Die römischen Hurengesetze wurden sehr unterschiedlich und willkürlich ausgelegt, nicht nur abhängig vom Status der Delinquentin. Selbst eine elegante Kurtisane war nicht davor gefeit, wegen einer Kutschfahrt oder einer Seidenmantille öffentlich ausgepeitscht und nach Konfiszierung ihres Besitzes aus der Stadt gejagt zu werden. Gleichzeitig liefen die Huren in solchen Horden durch die römischen Straßen, dass Touristen und Pilger ihren Augen nicht trauten, und der Heilige Stuhl strich ihre Steuern und Bußgelder ein. Und natürlich erhielten sie doch die heilige Kommunion – unauffällig, vor der Frühmesse, gegen eine kleine Spende. Um in diesem Beruf erfolgreich und halbwegs sicher zu sein, brauchte man vor allem eines: gute Beziehungen. 

In ihrem Gedicht Elisa infeliceworin die Autorin unter dem Namen Elisa Teile ihres unglückseligen Lebens beschreibt, blickt Margherita Costa mit Stolz und ohne falsche Bescheidenheit auf den Beginn ihrer Karriere zurück: 

Auf ihrem Thron, wie eine Königin,
hielt sie Hof, der Venus Ebenbild,
der höchste Geist, der unbeugsamste Sinn – nur sie hat solche Leidenschaft gestillt.
Ein Heer Verliebter drängte zu ihr hin,
von Amors Strahlen war sie eingehüllt; 

ein einz’ger Blick aus ihren schönen Augen konnte Zeus des Donnerkeils berauben. 
Und auch mit Wohlklang fing sie alle Seelen, da sich die Schönheit mit Musik verband, man ließ sich von Elisa gerne quälen,
ein jedes Herz hielt sie in ihrer Hand. 

Zur neuen Göttin möchte man sie wählen, die Winde standen still, sobald sie sang. 
Dank ihren Gaben, ihrem süßen Ton sah man die Sterne selbst in Konjunktion. 
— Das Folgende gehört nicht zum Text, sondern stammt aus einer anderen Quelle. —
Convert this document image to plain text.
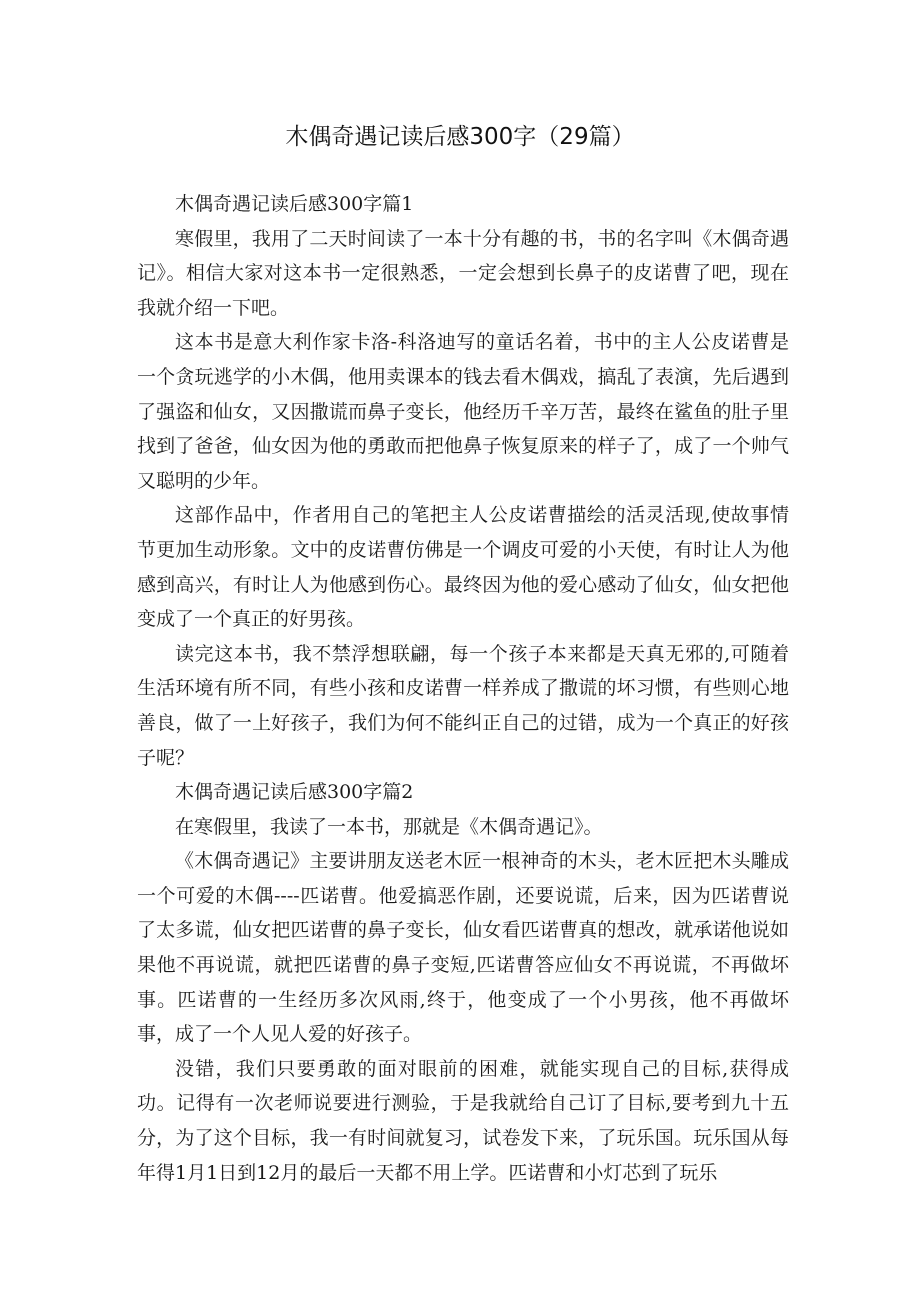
木偶奇遇记读后感300字（29篇）

木偶奇遇记读后感300字篇1

寒假里，我用了二天时间读了一本十分有趣的书，书的名字叫《木偶奇遇记》。相信大家对这本书一定很熟悉，一定会想到长鼻子的皮诺曹了吧，现在我就介绍一下吧。

这本书是意大利作家卡洛-科洛迪写的童话名着，书中的主人公皮诺曹是一个贪玩逃学的小木偶，他用卖课本的钱去看木偶戏，搞乱了表演，先后遇到了强盗和仙女，又因撒谎而鼻子变长，他经历千辛万苦，最终在鲨鱼的肚子里找到了爸爸，仙女因为他的勇敢而把他鼻子恢复原来的样子了，成了一个帅气又聪明的少年。

这部作品中，作者用自己的笔把主人公皮诺曹描绘的活灵活现,使故事情节更加生动形象。文中的皮诺曹仿佛是一个调皮可爱的小天使，有时让人为他感到高兴，有时让人为他感到伤心。最终因为他的爱心感动了仙女，仙女把他变成了一个真正的好男孩。

读完这本书，我不禁浮想联翩，每一个孩子本来都是天真无邪的,可随着生活环境有所不同，有些小孩和皮诺曹一样养成了撒谎的坏习惯，有些则心地善良，做了一上好孩子，我们为何不能纠正自己的过错，成为一个真正的好孩子呢？

木偶奇遇记读后感300字篇2

在寒假里，我读了一本书，那就是《木偶奇遇记》。

《木偶奇遇记》主要讲朋友送老木匠一根神奇的木头，老木匠把木头雕成一个可爱的木偶----匹诺曹。他爱搞恶作剧，还要说谎，后来，因为匹诺曹说了太多谎，仙女把匹诺曹的鼻子变长，仙女看匹诺曹真的想改，就承诺他说如果他不再说谎，就把匹诺曹的鼻子变短,匹诺曹答应仙女不再说谎，不再做坏事。匹诺曹的一生经历多次风雨,终于，他变成了一个小男孩，他不再做坏事，成了一个人见人爱的好孩子。

没错，我们只要勇敢的面对眼前的困难，就能实现自己的目标,获得成功。记得有一次老师说要进行测验，于是我就给自己订了目标,要考到九十五分，为了这个目标，我一有时间就复习，试卷发下来，了玩乐国。玩乐国从每年得1月1日到12月的最后一天都不用上学。匹诺曹和小灯芯到了玩乐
Der Beruf einer Kurtisane war durchaus attraktiv. Es muss nicht die bitterste Armut gewesen sein, die Margherita Costa diesen Weg wählen ließ, wie der Bibliothekar Magliabechi vermutete. Sein Nachfolger, der ebenfalls mit der Katalogisierung ihrer Werke beschäftigt war, nannte sie eine Römerin aus niedrigstem Stande, doch ist das wohl nicht ganz wörtlich zu nehmen. Sowohl Margherita als auch ihre Schwester Checca lernten lesen und schreiben und genossen eine musikalische Ausbildung; es ist unwahrscheinlich, dass die Familie Costa in der Gosse lebte. 

Christine Wunnicke © Monika Hoefler

Wollte sich eine Kurtisane in Rom gegen die Konkurrenz durchsetzen, musste sie Geld investieren. Sie brauchte elegante Räumlichkeiten, Kleidung, Schmuck und Schönheitsmittel, Bedienung, Bewirtung. Ölgemälde mit mythologischen Szenen für Schlafgemach und Salon. Bücher, um sich fortzubilden, damit sie artig parlieren konnte und die Kundschaft nicht langweilte. Eine Laute und eine Gitarre, vielleicht auch ein Cembalo. Ein Himmelbett mit vielen Matratzen, feinem Bettzeug, Samtkissen, Vorhängen und Draperien, so dramatisch wie eine Opernbühne. Bestechungsgelder für die Sittenpolizei. Die perfekte Kurtisane war ihr eigenes Kunstwerk, ein Echo der antiken Hetäre, Frau Venus in Menschengestalt; eine solche Illusion war nicht gratis.